Der Herbstmeister kommt

Hilpoltstein (bb) – Gleich noch mal ein Spitzenspiel! Wenn die Hilpoltsteiner Tischtennis-Cracks an diesem Sonntag um 14 Uhr in der Stadthalle den Herbstmeister der 2. Bundesliga empfangen, kreuzen sie mit einigen Spielern der erweiterten Weltklasse die Schläger. Das kann spannend werden – oder auch nicht.

David Reitspies

6:0 hat der TTC OE Bad Homburg, der Gast am Sonntag, das Vorrundenspiel gewonnen, für den TV Hilpoltstein ein heftiger Fehlstart. Doch das sagt nicht viel aus: In Obererlenbach (OE), dem Vorort der wohlhabenden Taunusstadt Bad Homburg, haben die Mittelfranken noch nie besonders gut ausgesehen. Das Gegenteil war meist in Hilpoltstein der Fall. Außer in der letzten Saison verließen Flemming und Co die tobende Stadthalle immer als strahlende Sieger.

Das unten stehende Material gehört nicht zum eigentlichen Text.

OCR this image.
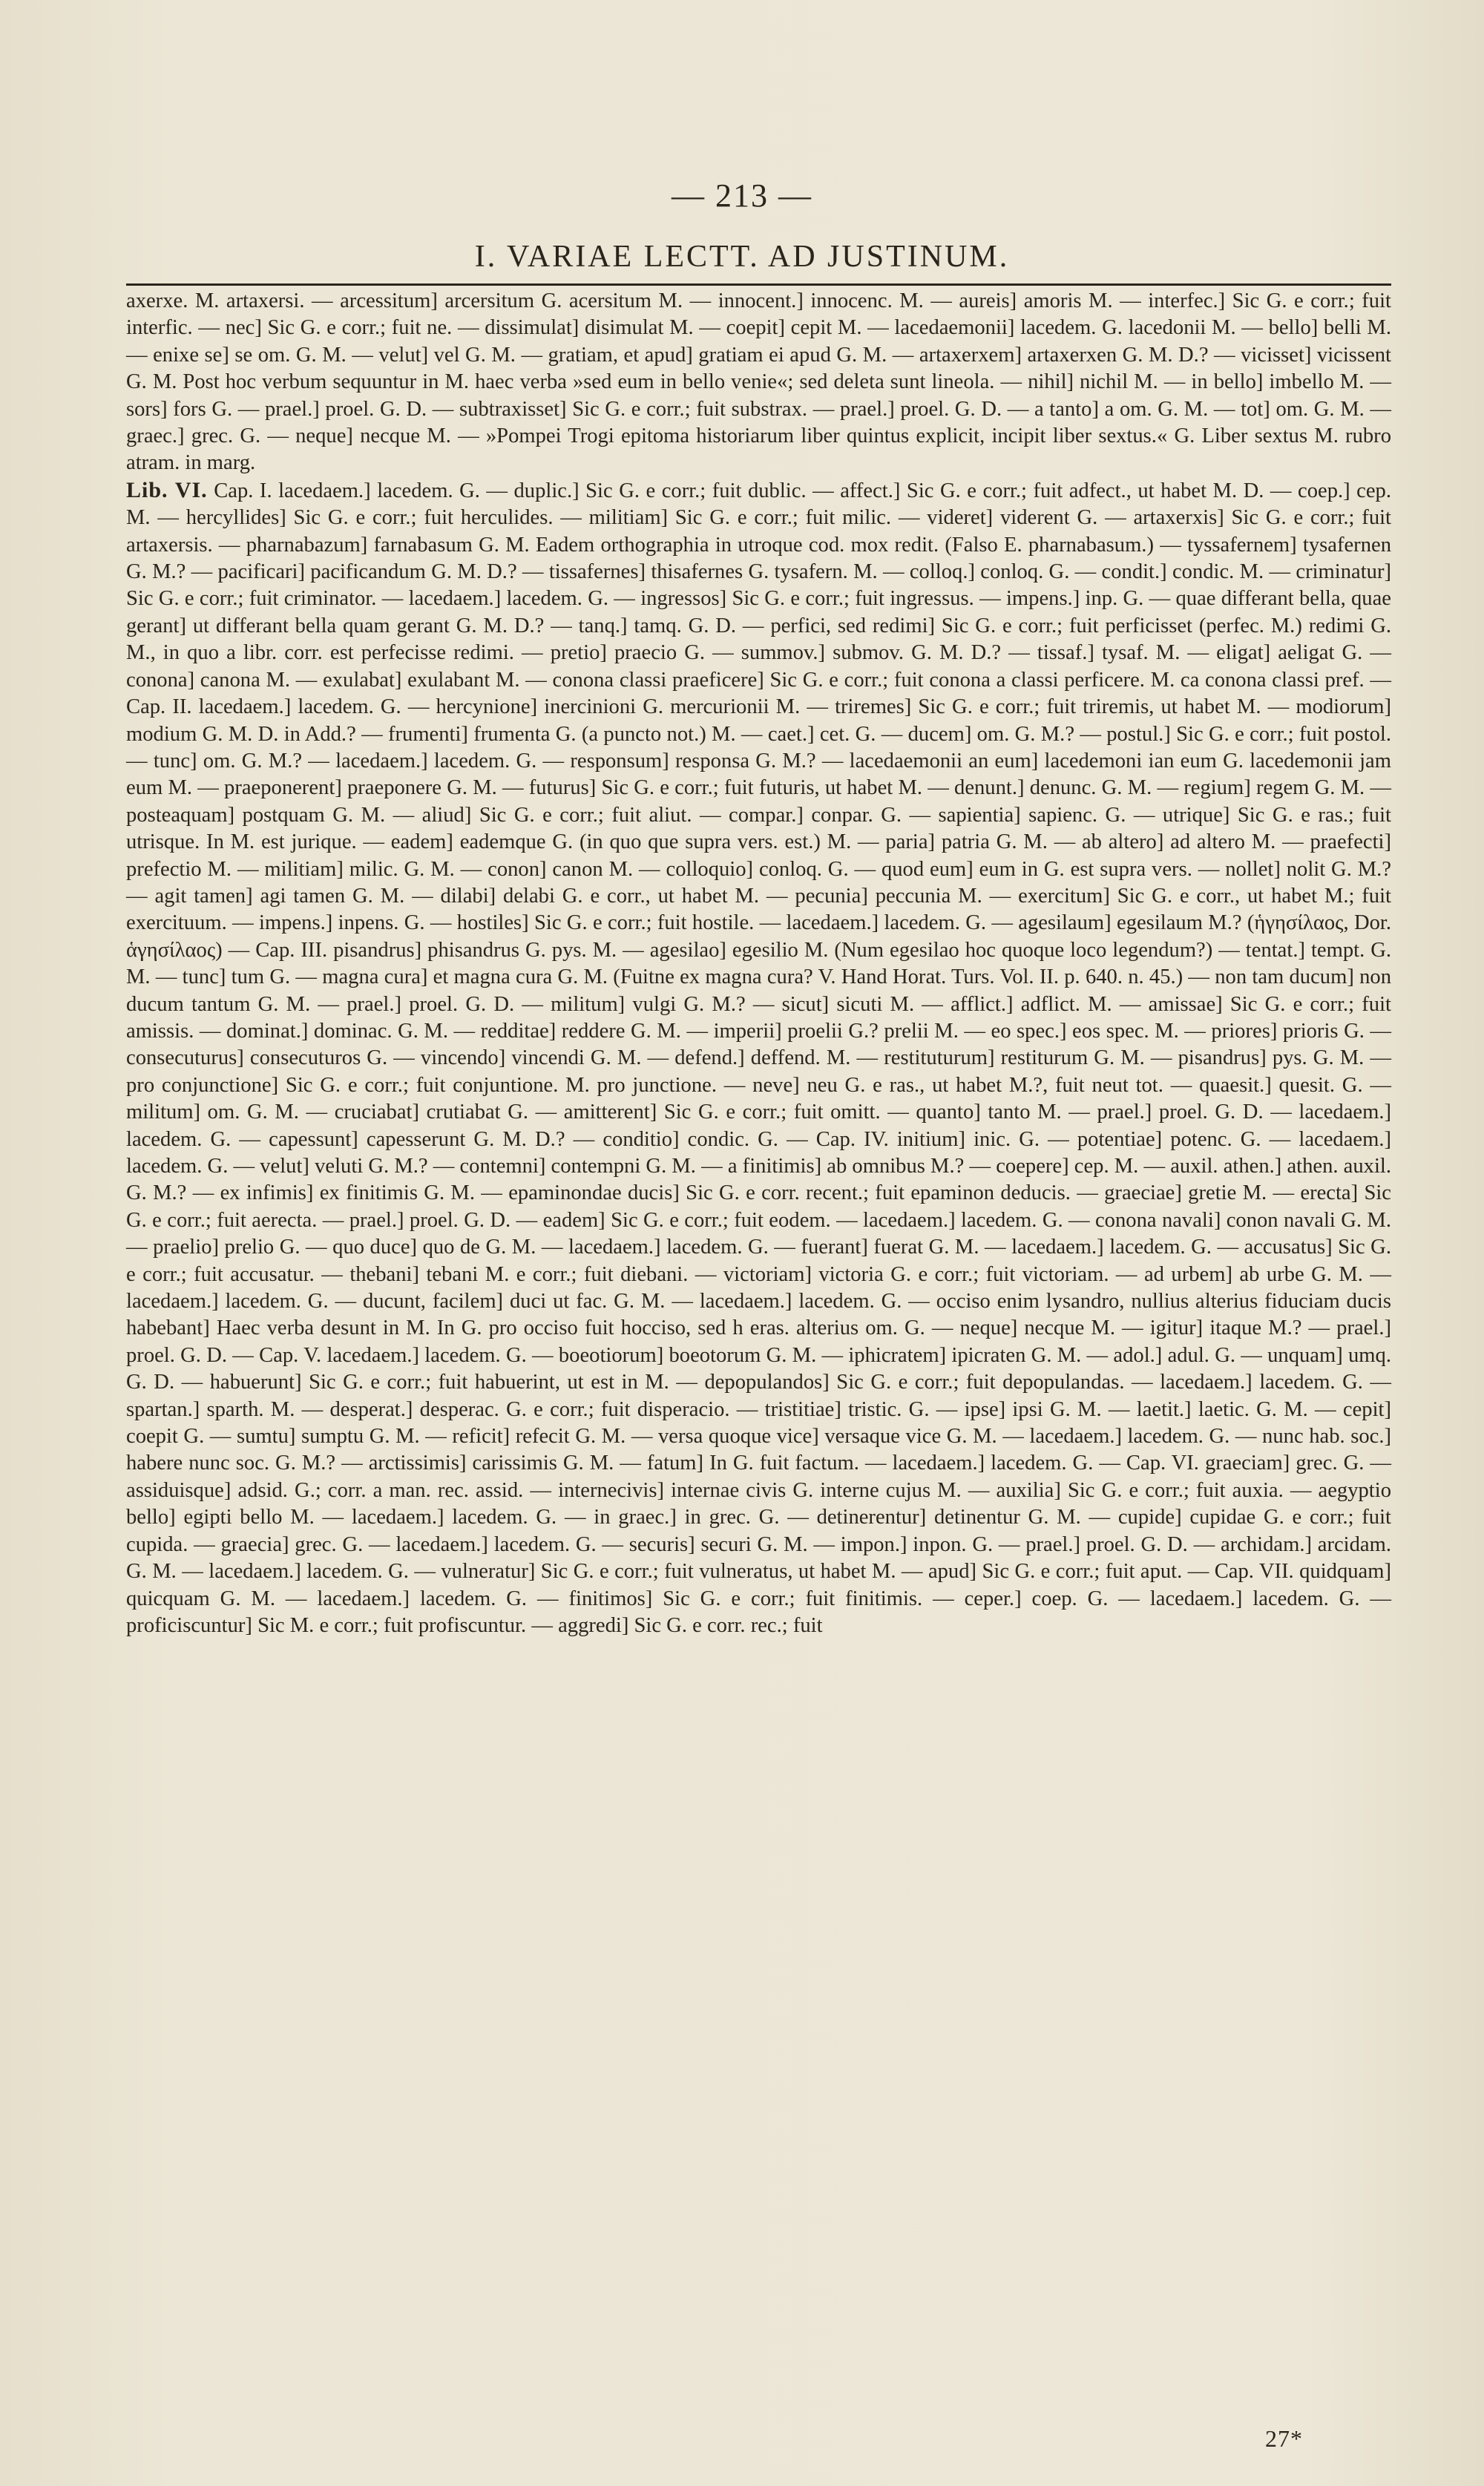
— 213 —
I. VARIAE LECTT. AD JUSTINUM.

axerxe. M. artaxersi. — arcessitum] arcersitum G. acersitum M. — innocent.] innocenc. M. — aureis] amoris M. — interfec.] Sic G. e corr.; fuit interfic. — nec] Sic G. e corr.; fuit ne. — dissimulat] disimulat M. — coepit] cepit M. — lacedaemonii] lacedem. G. lacedonii M. — bello] belli M. — enixe se] se om. G. M. — velut] vel G. M. — gratiam, et apud] gratiam ei apud G. M. — artaxerxem] artaxerxen G. M. D.? — vicisset] vicissent G. M. Post hoc verbum sequuntur in M. haec verba »sed eum in bello venie«; sed deleta sunt lineola. — nihil] nichil M. — in bello] imbello M. — sors] fors G. — prael.] proel. G. D. — subtraxisset] Sic G. e corr.; fuit substrax. — prael.] proel. G. D. — a tanto] a om. G. M. — tot] om. G. M. — graec.] grec. G. — neque] necque M. — »Pompei Trogi epitoma historiarum liber quintus explicit, incipit liber sextus.« G. Liber sextus M. rubro atram. in marg.

Lib. VI. Cap. I. lacedaem.] lacedem. G. — duplic.] Sic G. e corr.; fuit dublic. — affect.] Sic G. e corr.; fuit adfect., ut habet M. D. — coep.] cep. M. — hercyllides] Sic G. e corr.; fuit herculides. — militiam] Sic G. e corr.; fuit milic. — videret] viderent G. — artaxerxis] Sic G. e corr.; fuit artaxersis. — pharnabazum] farnabasum G. M. Eadem orthographia in utroque cod. mox redit. (Falso E. pharnabasum.) — tyssafernem] tysafernen G. M.? — pacificari] pacificandum G. M. D.? — tissafernes] thisafernes G. tysafern. M. — colloq.] conloq. G. — condit.] condic. M. — criminatur] Sic G. e corr.; fuit criminator. — lacedaem.] lacedem. G. — ingressos] Sic G. e corr.; fuit ingressus. — impens.] inp. G. — quae differant bella, quae gerant] ut differant bella quam gerant G. M. D.? — tanq.] tamq. G. D. — perfici, sed redimi] Sic G. e corr.; fuit perficisset (perfec. M.) redimi G. M., in quo a libr. corr. est perfecisse redimi. — pretio] praecio G. — summov.] submov. G. M. D.? — tissaf.] tysaf. M. — eligat] aeligat G. — conona] canona M. — exulabat] exulabant M. — conona classi praeficere] Sic G. e corr.; fuit conona a classi perficere. M. ca conona classi pref. — Cap. II. lacedaem.] lacedem. G. — hercynione] inercinioni G. mercurionii M. — triremes] Sic G. e corr.; fuit triremis, ut habet M. — modiorum] modium G. M. D. in Add.? — frumenti] frumenta G. (a puncto not.) M. — caet.] cet. G. — ducem] om. G. M.? — postul.] Sic G. e corr.; fuit postol. — tunc] om. G. M.? — lacedaem.] lacedem. G. — responsum] responsa G. M.? — lacedaemonii an eum] lacedemoni ian eum G. lacedemonii jam eum M. — praeponerent] praeponere G. M. — futurus] Sic G. e corr.; fuit futuris, ut habet M. — denunt.] denunc. G. M. — regium] regem G. M. — posteaquam] postquam G. M. — aliud] Sic G. e corr.; fuit aliut. — compar.] conpar. G. — sapientia] sapienc. G. — utrique] Sic G. e ras.; fuit utrisque. In M. est jurique. — eadem] eademque G. (in quo que supra vers. est.) M. — paria] patria G. M. — ab altero] ad altero M. — praefecti] prefectio M. — militiam] milic. G. M. — conon] canon M. — colloquio] conloq. G. — quod eum] eum in G. est supra vers. — nollet] nolit G. M.? — agit tamen] agi tamen G. M. — dilabi] delabi G. e corr., ut habet M. — pecunia] peccunia M. — exercitum] Sic G. e corr., ut habet M.; fuit exercituum. — impens.] inpens. G. — hostiles] Sic G. e corr.; fuit hostile. — lacedaem.] lacedem. G. — agesilaum] egesilaum M.? (ἡγησίλαος, Dor. ἁγησίλαος) — Cap. III. pisandrus] phisandrus G. pys. M. — agesilao] egesilio M. (Num egesilao hoc quoque loco legendum?) — tentat.] tempt. G. M. — tunc] tum G. — magna cura] et magna cura G. M. (Fuitne ex magna cura? V. Hand Horat. Turs. Vol. II. p. 640. n. 45.) — non tam ducum] non ducum tantum G. M. — prael.] proel. G. D. — militum] vulgi G. M.? — sicut] sicuti M. — afflict.] adflict. M. — amissae] Sic G. e corr.; fuit amissis. — dominat.] dominac. G. M. — redditae] reddere G. M. — imperii] proelii G.? prelii M. — eo spec.] eos spec. M. — priores] prioris G. — consecuturus] consecuturos G. — vincendo] vincendi G. M. — defend.] deffend. M. — restituturum] restiturum G. M. — pisandrus] pys. G. M. — pro conjunctione] Sic G. e corr.; fuit conjuntione. M. pro junctione. — neve] neu G. e ras., ut habet M.?, fuit neut tot. — quaesit.] quesit. G. — militum] om. G. M. — cruciabat] crutiabat G. — amitterent] Sic G. e corr.; fuit omitt. — quanto] tanto M. — prael.] proel. G. D. — lacedaem.] lacedem. G. — capessunt] capesserunt G. M. D.? — conditio] condic. G. — Cap. IV. initium] inic. G. — potentiae] potenc. G. — lacedaem.] lacedem. G. — velut] veluti G. M.? — contemni] contempni G. M. — a finitimis] ab omnibus M.? — coepere] cep. M. — auxil. athen.] athen. auxil. G. M.? — ex infimis] ex finitimis G. M. — epaminondae ducis] Sic G. e corr. recent.; fuit epaminon deducis. — graeciae] gretie M. — erecta] Sic G. e corr.; fuit aerecta. — prael.] proel. G. D. — eadem] Sic G. e corr.; fuit eodem. — lacedaem.] lacedem. G. — conona navali] conon navali G. M. — praelio] prelio G. — quo duce] quo de G. M. — lacedaem.] lacedem. G. — fuerant] fuerat G. M. — lacedaem.] lacedem. G. — accusatus] Sic G. e corr.; fuit accusatur. — thebani] tebani M. e corr.; fuit diebani. — victoriam] victoria G. e corr.; fuit victoriam. — ad urbem] ab urbe G. M. — lacedaem.] lacedem. G. — ducunt, facilem] duci ut fac. G. M. — lacedaem.] lacedem. G. — occiso enim lysandro, nullius alterius fiduciam ducis habebant] Haec verba desunt in M. In G. pro occiso fuit hocciso, sed h eras. alterius om. G. — neque] necque M. — igitur] itaque M.? — prael.] proel. G. D. — Cap. V. lacedaem.] lacedem. G. — boeotiorum] boeotorum G. M. — iphicratem] ipicraten G. M. — adol.] adul. G. — unquam] umq. G. D. — habuerunt] Sic G. e corr.; fuit habuerint, ut est in M. — depopulandos] Sic G. e corr.; fuit depopulandas. — lacedaem.] lacedem. G. — spartan.] sparth. M. — desperat.] desperac. G. e corr.; fuit disperacio. — tristitiae] tristic. G. — ipse] ipsi G. M. — laetit.] laetic. G. M. — cepit] coepit G. — sumtu] sumptu G. M. — reficit] refecit G. M. — versa quoque vice] versaque vice G. M. — lacedaem.] lacedem. G. — nunc hab. soc.] habere nunc soc. G. M.? — arctissimis] carissimis G. M. — fatum] In G. fuit factum. — lacedaem.] lacedem. G. — Cap. VI. graeciam] grec. G. — assiduisque] adsid. G.; corr. a man. rec. assid. — internecivis] internae civis G. interne cujus M. — auxilia] Sic G. e corr.; fuit auxia. — aegyptio bello] egipti bello M. — lacedaem.] lacedem. G. — in graec.] in grec. G. — detinerentur] detinentur G. M. — cupide] cupidae G. e corr.; fuit cupida. — graecia] grec. G. — lacedaem.] lacedem. G. — securis] securi G. M. — impon.] inpon. G. — prael.] proel. G. D. — archidam.] arcidam. G. M. — lacedaem.] lacedem. G. — vulneratur] Sic G. e corr.; fuit vulneratus, ut habet M. — apud] Sic G. e corr.; fuit aput. — Cap. VII. quidquam] quicquam G. M. — lacedaem.] lacedem. G. — finitimos] Sic G. e corr.; fuit finitimis. — ceper.] coep. G. — lacedaem.] lacedem. G. — proficiscuntur] Sic M. e corr.; fuit profiscuntur. — aggredi] Sic G. e corr. rec.; fuit

27*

Besonders an den 2. April 2017 wird sich der Hilpoltsteiner Kapitän gerne erinnern. Beim damaligen 6:4 besiegte Flemming nicht nur die beiden Weltklassespieler Nandor Ecseki und Tomislav Pucar – Letzterer mischt seit einigen Jahren die 1. Bundesliga auf - sondern gewann auch mit Florian Seitz, dem eigentlich im Ruhestand weilenden Ersatzmann aus früheren Zeiten, unter dem Jubel der begeisterten Zuschauer das vorentscheidende Doppel.

Heute sehen die Zeiten anders aus. Aus dem TTC Obererlenbach ist OE Bad Homburg geworden, die Hessen haben keine zwei Leute der erweiterten Weltklasse mehr, sondern gleich fünf. Die Ambitionen auf die 1. Bundesliga sind gleich geblieben, der Etat deutlich höher als früher. Vor der Saison war man haushoher Favorit auf die Meisterschaft, doch überraschende Punktverluste zeichneten einige Sorgenfalten auf die Stirn der Verantwortlichen, die auch nicht mehr die alten sind. Wechsel sind in Bad Homburg mittlerweile an der Tagesordnung, Kontinuität hat Seltenheitswert, die Zuschauerzahlen waren auch schon mal deutlich besser.

Die Mannschaft jedoch war noch nie so gut. Der Inder Harmet Desai (26 Jahre alt, 8:2-Siege) ist der zweitbeste Spieler der Liga. Ähnlich gut sind die Jungstars: der Rumäne Rares Sipos (18, 10:6), der Russe Lev Katsman (18, 12:2 im vorderen und hinteren Paarkreuz), der Pole Samuel Kulczycki (17, 6:5) oder der deutsche U-21-Nationalspieler Nils Hohmeier (21, 1:1), der allerdings schon länger verletzt ist, gehören zum besten Nachwuchs in Europa. Kapitän Dominik Scheja (22, 1:3), die Nr. 6 im Team, ist nach wie vor ein ausgezeichneter Doppelspieler. Wenn sie alle zusammen einen guten Tag erwischen, sind die Obererlenbacher unschlagbar.

Die Hilpoltsteiner setzen auf ihren Heimvorteil. Der hat zwar im letzten Spitzenspiel gegen Passau einen dicken Kratzer erlitten, doch David Reistpies (10:9), Alexander Flemming (10:6), Francisci Sanchi (9:3) und Dennis Dickhardt versprechen ihren Fans einen ähnlich großen Kampf wie zuletzt im bayerischen Derby. Wichtigste Aufgabe wird es sein, zu Beginn nicht  beide Doppel zu verlieren. Dann ist alles drin – sogar ein Sieg gegen den großen Favoriten.